Meanwhile she obviously hadn't even begun to get over it. She
stood looking at her and Rose with an expression that appeared to be
one of anger. Anger. Fancy. Silly old nerve-racked London feelings,
thought Mrs. Wilkins, whose eyes saw the room full of kisses, and
everybody in it being kissed, Mrs. Fisher as copiously as she herself
and Rose.
"You don't like us being in here," said Mrs. Wilkins, getting up
and at once, after her manner, fixing on the truth. "Why?"
"I should have thought," said Mrs. Fisher leaning on her stick,
"you could have seen that it is my room."
"You mean because of the photographs," said Mrs. Wilkins.
Mrs. Arbuthnot, who was a little red and surprised, got up too.
"And the notepaper," said Mrs. Fisher. "Notepaper with my London
address on it. That pen--"
She pointed. It was still in Mrs. Wilkins's hand.

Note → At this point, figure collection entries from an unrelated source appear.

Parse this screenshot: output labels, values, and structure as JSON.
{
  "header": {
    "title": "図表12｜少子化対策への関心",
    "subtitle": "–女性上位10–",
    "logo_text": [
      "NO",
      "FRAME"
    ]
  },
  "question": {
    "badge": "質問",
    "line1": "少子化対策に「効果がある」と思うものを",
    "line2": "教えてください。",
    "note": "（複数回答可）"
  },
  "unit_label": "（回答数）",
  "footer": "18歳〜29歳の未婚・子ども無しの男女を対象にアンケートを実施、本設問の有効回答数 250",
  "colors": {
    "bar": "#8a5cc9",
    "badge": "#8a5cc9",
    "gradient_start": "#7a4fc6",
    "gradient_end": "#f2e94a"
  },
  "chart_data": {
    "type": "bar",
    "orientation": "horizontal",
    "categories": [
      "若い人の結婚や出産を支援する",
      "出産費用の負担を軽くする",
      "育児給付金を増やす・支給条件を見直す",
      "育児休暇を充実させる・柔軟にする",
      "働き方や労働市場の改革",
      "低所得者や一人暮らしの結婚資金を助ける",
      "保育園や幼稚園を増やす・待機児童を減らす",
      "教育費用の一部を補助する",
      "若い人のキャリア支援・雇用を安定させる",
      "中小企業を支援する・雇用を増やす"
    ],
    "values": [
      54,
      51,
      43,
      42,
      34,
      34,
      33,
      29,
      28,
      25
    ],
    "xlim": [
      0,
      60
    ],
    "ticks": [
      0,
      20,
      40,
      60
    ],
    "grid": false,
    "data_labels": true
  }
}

"Is yours. I'm very sorry," said Mrs. Wilkins, laying it on the
table. And she added smiling, that it had just been writing some very
amiable things.
"But why," asked Mrs. Arbuthnot, who found herself unable to
acquiesce in Mrs. Fisher's arrangements without at least a gentle
struggle, "ought we not to be here? It's a sitting-room."
"There is another one," said Mrs. Fisher. "You and your friend
cannot sit in two rooms at once, and if I have no wish to disturb you
in yours I am unable to see why you should wish to disturb me in mine.